Looks right on the initial post

2. Number of electrons:

[tex]N = (2N_a) (2 N_b)(2 N_c) = 8 N_a N_b N_c[/tex]

From the 1D analysis at the edge of the 1st Brillouin zone:

[tex]n_a \frac{2\pi}{L_a} = \frac{\pi}{a} \therefore n_a = \frac{L_a}{2a} = \frac{N_a a}{2a} = \frac{ N_a}{2}[/tex]

so for half of the the 1st Brillouin zone. For the whole thing, the number of k-states is 2 n_a = N_a. There are two electrons per k-state so (2N_a) electrons for dimension "a". For the other two, the analysis is identical, which again leads to:

[tex]N = (2N_a) (2 N_b)(2 N_c) = 8 N_a N_b N_c[/tex]

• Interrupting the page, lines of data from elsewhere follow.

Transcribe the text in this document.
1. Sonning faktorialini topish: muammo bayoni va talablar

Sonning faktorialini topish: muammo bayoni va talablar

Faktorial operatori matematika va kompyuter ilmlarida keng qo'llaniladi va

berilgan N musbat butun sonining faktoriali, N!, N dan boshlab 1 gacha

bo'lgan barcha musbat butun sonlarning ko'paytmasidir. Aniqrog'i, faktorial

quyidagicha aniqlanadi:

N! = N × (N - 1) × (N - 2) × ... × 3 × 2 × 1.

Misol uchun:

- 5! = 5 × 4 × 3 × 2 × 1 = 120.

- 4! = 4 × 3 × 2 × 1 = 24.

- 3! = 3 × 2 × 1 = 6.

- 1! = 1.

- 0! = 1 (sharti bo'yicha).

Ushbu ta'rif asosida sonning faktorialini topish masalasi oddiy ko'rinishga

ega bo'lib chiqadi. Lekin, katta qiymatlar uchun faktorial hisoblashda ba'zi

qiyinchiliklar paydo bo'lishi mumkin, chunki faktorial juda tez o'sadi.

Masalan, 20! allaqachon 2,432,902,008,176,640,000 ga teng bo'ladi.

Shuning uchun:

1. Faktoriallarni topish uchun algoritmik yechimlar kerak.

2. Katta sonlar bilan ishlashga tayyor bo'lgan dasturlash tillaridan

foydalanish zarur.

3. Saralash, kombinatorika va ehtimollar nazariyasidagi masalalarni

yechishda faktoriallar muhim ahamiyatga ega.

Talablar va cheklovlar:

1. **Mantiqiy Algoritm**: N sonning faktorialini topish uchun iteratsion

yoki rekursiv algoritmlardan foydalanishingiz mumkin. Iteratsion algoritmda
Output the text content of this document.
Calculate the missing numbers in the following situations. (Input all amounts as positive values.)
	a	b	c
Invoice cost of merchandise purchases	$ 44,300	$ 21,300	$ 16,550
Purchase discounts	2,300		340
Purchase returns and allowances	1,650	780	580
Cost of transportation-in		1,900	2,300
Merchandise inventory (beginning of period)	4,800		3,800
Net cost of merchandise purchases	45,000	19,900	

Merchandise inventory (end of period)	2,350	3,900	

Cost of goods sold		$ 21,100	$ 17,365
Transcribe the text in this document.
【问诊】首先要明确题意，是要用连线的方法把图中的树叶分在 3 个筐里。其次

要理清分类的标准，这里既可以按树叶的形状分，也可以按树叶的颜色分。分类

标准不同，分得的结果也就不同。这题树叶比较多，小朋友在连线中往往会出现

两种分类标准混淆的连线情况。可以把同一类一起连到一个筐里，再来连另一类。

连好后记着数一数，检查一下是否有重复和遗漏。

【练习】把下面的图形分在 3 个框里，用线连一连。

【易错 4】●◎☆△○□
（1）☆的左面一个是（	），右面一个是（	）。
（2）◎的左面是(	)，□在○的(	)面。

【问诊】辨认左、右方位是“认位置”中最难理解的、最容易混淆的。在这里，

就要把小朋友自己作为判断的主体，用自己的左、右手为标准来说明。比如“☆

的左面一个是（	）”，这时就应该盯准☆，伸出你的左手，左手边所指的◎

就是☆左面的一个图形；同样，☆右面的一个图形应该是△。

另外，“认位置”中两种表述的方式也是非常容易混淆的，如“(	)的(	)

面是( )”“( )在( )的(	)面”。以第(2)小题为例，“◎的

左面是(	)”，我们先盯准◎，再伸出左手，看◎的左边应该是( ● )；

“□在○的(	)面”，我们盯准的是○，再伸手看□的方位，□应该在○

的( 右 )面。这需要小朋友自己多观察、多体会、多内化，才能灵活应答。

Are those correct? Thank you very much
 
DivGradCurl said:
Hi all,

I’m brushing up my skills on solid state physics and I have a few questions about crystal lattices:


2. How many electrons fit in the first Brillouin zone?

My attempt:

[tex]N_a = \frac{L_a}{a},\qquad N_b = \frac{L_b}{b},\qquad N_c= \frac{L_c}{c}[/tex]

for an orthorhombic lattice of primitive direct lattice constants a, b, and c.

So, the total number of electrons is N = Na x Nb x Nc

Is this right?

Thanks
All the electrons are in FBZ distributed in several bands. If you mean how many electrons can settle in a specific band the answer is that for each k you can have at most two electrons with different spins and the number of k-points in FBZ is determined by the number of unit cells in the crystal.